Correction for non-ideal tracer pharmacokinetic disposition by disposition decomposition analysis (DDA).

Abstract

Pharmacokinetic (PK) studies assume that the tracer's PK is equivalent to the parent compound. This assumption is often violated. The aim of this work is to present a method enabling the ideal tracer PK, i.e. the PK of the parent compound, to be predicted from the non-ideal tracer. The procedure uses a disposition decomposition-recomposition (DDR) that assumes that the labeling mainly changes the elimination kinetics while the distribution kinetics is not significantly affected.

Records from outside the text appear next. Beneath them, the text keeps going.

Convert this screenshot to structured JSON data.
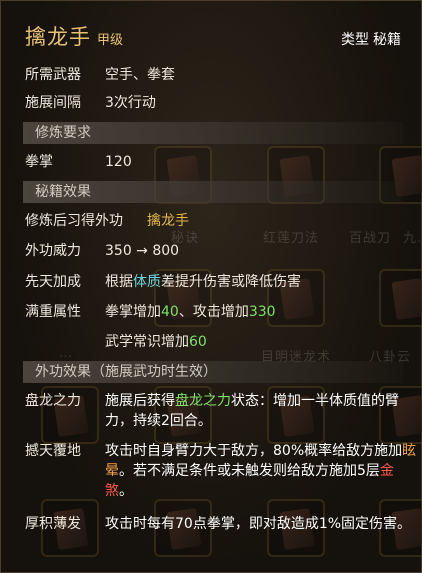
{
  "header": {
    "title": "擒龙手",
    "grade": "甲级",
    "type_label": "类型",
    "type_value": "秘籍"
  },
  "info": {
    "weapon_label": "所需武器",
    "weapon_value": "空手、拳套",
    "interval_label": "施展间隔",
    "interval_value": "3次行动"
  },
  "cultivation": {
    "header": "修炼要求",
    "req_label": "拳掌",
    "req_value": "120"
  },
  "effects": {
    "header": "秘籍效果",
    "learn_label": "修炼后习得外功",
    "learn_value": "擒龙手",
    "power_label": "外功威力",
    "power_value": "350 → 800",
    "innate_label": "先天加成",
    "innate_pre": "根据",
    "innate_attr": "体质",
    "innate_post": "差提升伤害或降低伤害",
    "full_label": "满重属性",
    "full_line1_a": "拳掌增加",
    "full_line1_b": "40",
    "full_line1_c": "、攻击增加",
    "full_line1_d": "330",
    "full_line2_a": "武学常识增加",
    "full_line2_b": "60"
  },
  "skill_effects": {
    "header": "外功效果（施展武功时生效）",
    "e1_label": "盘龙之力",
    "e1_a": "施展后获得",
    "e1_b": "盘龙之力",
    "e1_c": "状态：增加一半体质值的臂力，持续2回合。",
    "e2_label": "撼天覆地",
    "e2_a": "攻击时自身臂力大于敌方，80%概率给敌方施加",
    "e2_b": "眩晕",
    "e2_c": "。若不满足条件或未触发则给敌方施加5层",
    "e2_d": "金煞",
    "e2_e": "。",
    "e3_label": "厚积薄发",
    "e3_value": "攻击时每有70点拳掌，即对敌造成1%固定伤害。"
  },
  "background": {
    "labels": [
      "秘诀",
      "红莲刀法",
      "百战刀",
      "九…",
      "目明迷龙术",
      "八卦云",
      "…"
    ]
  },
  "colors": {
    "title": "#e8c272",
    "highlight_gold": "#e3b84e",
    "highlight_cyan": "#6fd4df",
    "highlight_green": "#7de06a",
    "highlight_orange": "#f0a04a",
    "highlight_red": "#ff5a4a"
  }
}
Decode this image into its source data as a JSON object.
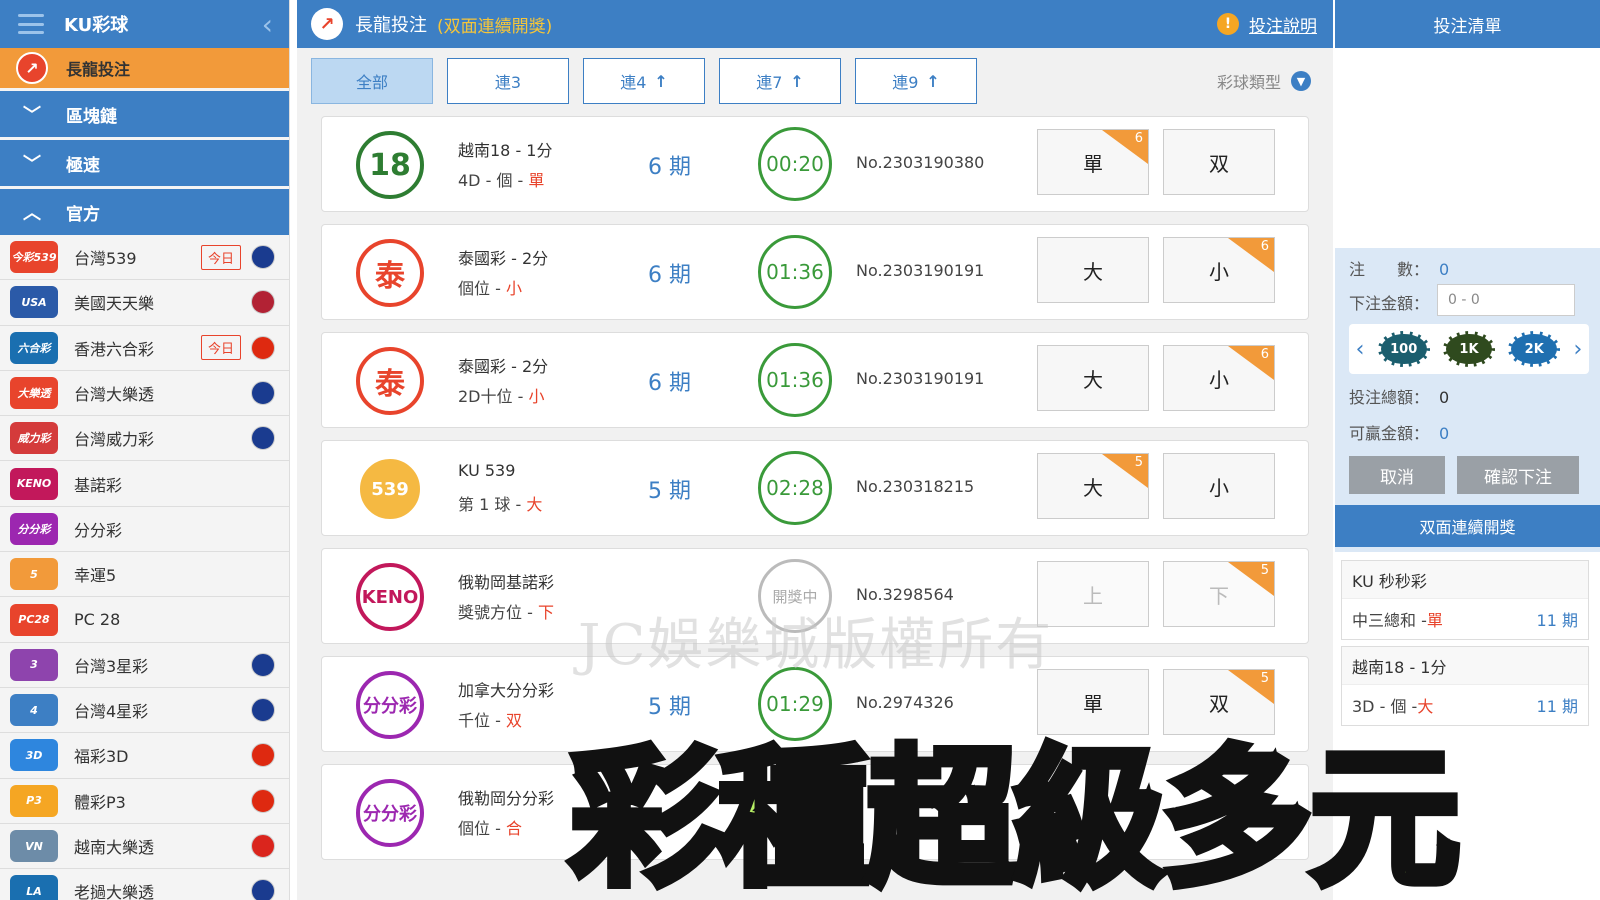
{
  "sidebar": {
    "brand": "KU彩球",
    "active_item": "長龍投注",
    "sections": [
      "區塊鏈",
      "極速",
      "官方"
    ],
    "items": [
      {
        "label": "台灣539",
        "today": "今日",
        "logo_text": "今彩539",
        "logo_color": "#e8442c",
        "flag_color": "#1a3b8f"
      },
      {
        "label": "美國天天樂",
        "today": "",
        "logo_text": "USA",
        "logo_color": "#2b5aa8",
        "flag_color": "#b22234"
      },
      {
        "label": "香港六合彩",
        "today": "今日",
        "logo_text": "六合彩",
        "logo_color": "#1a6fb0",
        "flag_color": "#de2910"
      },
      {
        "label": "台灣大樂透",
        "today": "",
        "logo_text": "大樂透",
        "logo_color": "#e8442c",
        "flag_color": "#1a3b8f"
      },
      {
        "label": "台灣威力彩",
        "today": "",
        "logo_text": "威力彩",
        "logo_color": "#d43b3b",
        "flag_color": "#1a3b8f"
      },
      {
        "label": "基諾彩",
        "today": "",
        "logo_text": "KENO",
        "logo_color": "#c2185b",
        "flag_color": ""
      },
      {
        "label": "分分彩",
        "today": "",
        "logo_text": "分分彩",
        "logo_color": "#9c27b0",
        "flag_color": ""
      },
      {
        "label": "幸運5",
        "today": "",
        "logo_text": "5",
        "logo_color": "#f29a3a",
        "flag_color": ""
      },
      {
        "label": "PC 28",
        "today": "",
        "logo_text": "PC28",
        "logo_color": "#e8442c",
        "flag_color": ""
      },
      {
        "label": "台灣3星彩",
        "today": "",
        "logo_text": "3",
        "logo_color": "#8e44ad",
        "flag_color": "#1a3b8f"
      },
      {
        "label": "台灣4星彩",
        "today": "",
        "logo_text": "4",
        "logo_color": "#3d7fc4",
        "flag_color": "#1a3b8f"
      },
      {
        "label": "福彩3D",
        "today": "",
        "logo_text": "3D",
        "logo_color": "#2e86de",
        "flag_color": "#de2910"
      },
      {
        "label": "體彩P3",
        "today": "",
        "logo_text": "P3",
        "logo_color": "#f5a623",
        "flag_color": "#de2910"
      },
      {
        "label": "越南大樂透",
        "today": "",
        "logo_text": "VN",
        "logo_color": "#6d8ca8",
        "flag_color": "#da251d"
      },
      {
        "label": "老撾大樂透",
        "today": "",
        "logo_text": "LA",
        "logo_color": "#1a6fb0",
        "flag_color": "#1a3b8f"
      }
    ]
  },
  "header": {
    "title": "長龍投注",
    "subtitle": "(双面連續開獎)",
    "help_link": "投注說明"
  },
  "tabs": [
    {
      "label": "全部",
      "arrow": ""
    },
    {
      "label": "連3",
      "arrow": ""
    },
    {
      "label": "連4",
      "arrow": "↑"
    },
    {
      "label": "連7",
      "arrow": "↑"
    },
    {
      "label": "連9",
      "arrow": "↑"
    }
  ],
  "filter_label": "彩球類型",
  "rows": [
    {
      "logo": "18",
      "logo_bg": "#ffffff",
      "logo_fg": "#2e7d32",
      "name": "越南18 - 1分",
      "sub": "4D - 個 - ",
      "sub_hl": "單",
      "periods": "6 期",
      "timer": "00:20",
      "timer_off": false,
      "issue": "No.2303190380",
      "btn1": "單",
      "btn2": "双",
      "badge_on": 1,
      "badge": "6",
      "disabled": false
    },
    {
      "logo": "泰",
      "logo_bg": "#ffffff",
      "logo_fg": "#e8442c",
      "name": "泰國彩 - 2分",
      "sub": "個位 - ",
      "sub_hl": "小",
      "periods": "6 期",
      "timer": "01:36",
      "timer_off": false,
      "issue": "No.2303190191",
      "btn1": "大",
      "btn2": "小",
      "badge_on": 2,
      "badge": "6",
      "disabled": false
    },
    {
      "logo": "泰",
      "logo_bg": "#ffffff",
      "logo_fg": "#e8442c",
      "name": "泰國彩 - 2分",
      "sub": "2D十位 - ",
      "sub_hl": "小",
      "periods": "6 期",
      "timer": "01:36",
      "timer_off": false,
      "issue": "No.2303190191",
      "btn1": "大",
      "btn2": "小",
      "badge_on": 2,
      "badge": "6",
      "disabled": false
    },
    {
      "logo": "539",
      "logo_bg": "#f5b942",
      "logo_fg": "#ffffff",
      "name": "KU 539",
      "sub": "第 1 球 - ",
      "sub_hl": "大",
      "periods": "5 期",
      "timer": "02:28",
      "timer_off": false,
      "issue": "No.230318215",
      "btn1": "大",
      "btn2": "小",
      "badge_on": 1,
      "badge": "5",
      "disabled": false
    },
    {
      "logo": "KENO",
      "logo_bg": "#ffffff",
      "logo_fg": "#c2185b",
      "name": "俄勒岡基諾彩",
      "sub": "獎號方位 - ",
      "sub_hl": "下",
      "periods": "",
      "timer": "開獎中",
      "timer_off": true,
      "issue": "No.3298564",
      "btn1": "上",
      "btn2": "下",
      "badge_on": 2,
      "badge": "5",
      "disabled": true
    },
    {
      "logo": "分分彩",
      "logo_bg": "#ffffff",
      "logo_fg": "#9c27b0",
      "name": "加拿大分分彩",
      "sub": "千位 - ",
      "sub_hl": "双",
      "periods": "5 期",
      "timer": "01:29",
      "timer_off": false,
      "issue": "No.2974326",
      "btn1": "單",
      "btn2": "双",
      "badge_on": 2,
      "badge": "5",
      "disabled": false
    },
    {
      "logo": "分分彩",
      "logo_bg": "#ffffff",
      "logo_fg": "#9c27b0",
      "name": "俄勒岡分分彩",
      "sub": "個位 - ",
      "sub_hl": "合",
      "periods": "",
      "timer": "",
      "timer_off": false,
      "issue": "",
      "btn1": "",
      "btn2": "",
      "badge_on": 0,
      "badge": "",
      "disabled": false
    }
  ],
  "betslip": {
    "title": "投注清單",
    "count_label": "注　　數：",
    "count_value": "0",
    "amount_label": "下注金額：",
    "amount_placeholder": "0 - 0",
    "chips": [
      "100",
      "1K",
      "2K"
    ],
    "total_label": "投注總額：",
    "total_value": "0",
    "win_label": "可贏金額：",
    "win_value": "0",
    "cancel": "取消",
    "confirm": "確認下注",
    "section_title": "双面連續開獎"
  },
  "cards": [
    {
      "title": "KU 秒秒彩",
      "body": "中三總和 - ",
      "hl": "單",
      "periods": "11 期"
    },
    {
      "title": "越南18 - 1分",
      "body": "3D - 個 - ",
      "hl": "大",
      "periods": "11 期"
    }
  ],
  "watermark": "JC娛樂城版權所有",
  "promo": "彩種超級多元",
  "colors": {
    "primary": "#3d7fc4",
    "accent": "#f29a3a",
    "red": "#e8442c",
    "green": "#3a9a3a"
  }
}
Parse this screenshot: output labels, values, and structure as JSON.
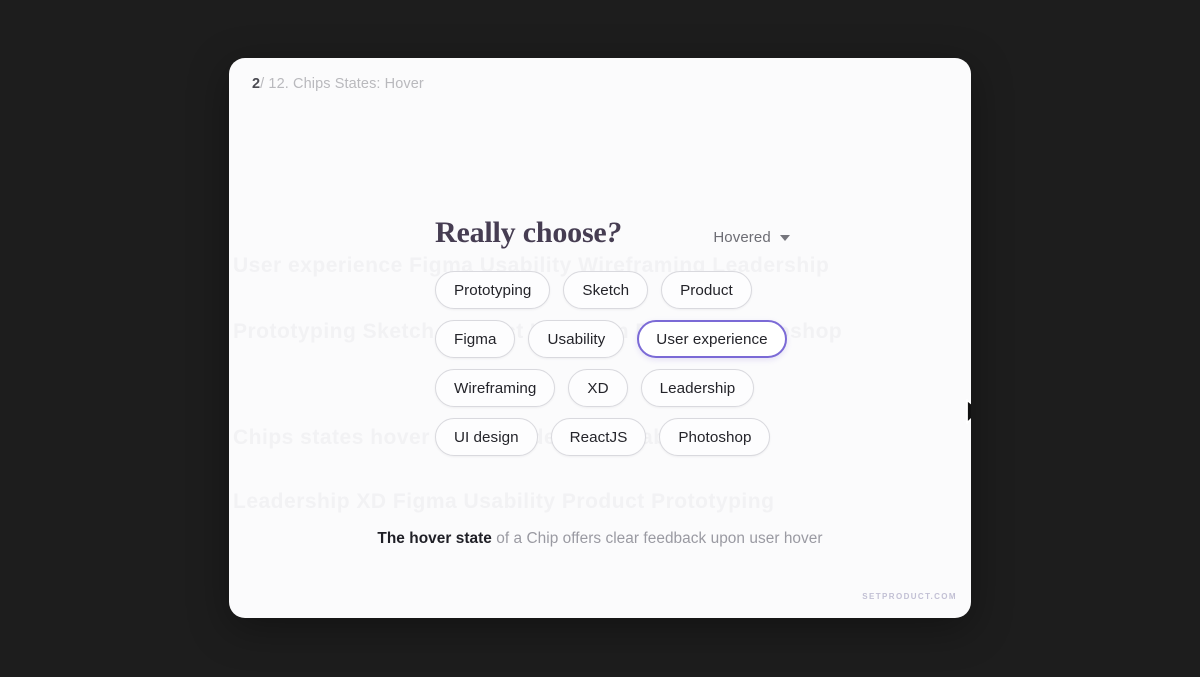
{
  "background_color": "#1d1d1d",
  "card": {
    "background_color": "#fbfbfc",
    "header": {
      "step_number": "2",
      "step_rest": "/ 12. Chips States: Hover"
    },
    "title": {
      "text_main": "Really choose",
      "text_qmark": "?",
      "color": "#463d52"
    },
    "state_select": {
      "label": "Hovered",
      "caret_icon": "chevron-down-icon"
    },
    "chips": {
      "hovered_label": "User experience",
      "hover_border_color": "#7b6ad6",
      "default_border_color": "#d9d9de",
      "rows": [
        [
          "Prototyping",
          "Sketch",
          "Product"
        ],
        [
          "Figma",
          "Usability",
          "User experience"
        ],
        [
          "Wireframing",
          "XD",
          "Leadership"
        ],
        [
          "UI design",
          "ReactJS",
          "Photoshop"
        ]
      ]
    },
    "cursor": {
      "icon": "mouse-pointer-icon"
    },
    "caption": {
      "strong": "The hover state",
      "rest": "of a Chip offers clear feedback upon user hover"
    },
    "watermark": {
      "text": "SETPRODUCT.COM",
      "color": "#c2c0d4"
    },
    "ghost_text_lines": [
      "User experience Figma Usability Wireframing Leadership",
      "Prototyping Sketch Product UI design ReactJS Photoshop",
      "Chips states hover selected default disabled focus",
      "Leadership XD Figma Usability Product Prototyping"
    ]
  }
}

In the DDR procedure an elimination rate constant correction factor (kCOR) is determined from a simultaneously fitting to plasma concentration data resulting from an i.v. injection of both the tracer and the parent compound. The correction factor is subsequently used to predict the ideal tracer PK behavior from the disposition function (i.v. bolus response) of the non ideal tracer. The DDR method when applied to plasma level data of erythropoietin (r-HuEPO) and its iodinated tracer (125I-r-HuEPO) from a high (4000U/kg) and a low (400U/kg) dosing of r-HuEPO in newborn lambs (n=13) resulted in excellent agreements in the elimination rate corrected dispositions in all cases (r=0.995, SD=0.0095). The correction factor did not show a dose dependence (p > 0.05). The correction factors were all larger than 1 (kCOR=1.94, SD=0.519) consistent with a reduction in the EPO elimination by the iodination labeling. The DDR tracer correction methodology produces a better differentiation of the PK of endogenously produced compounds by correcting for the non-ideal PK behavior of chemically produced tracers.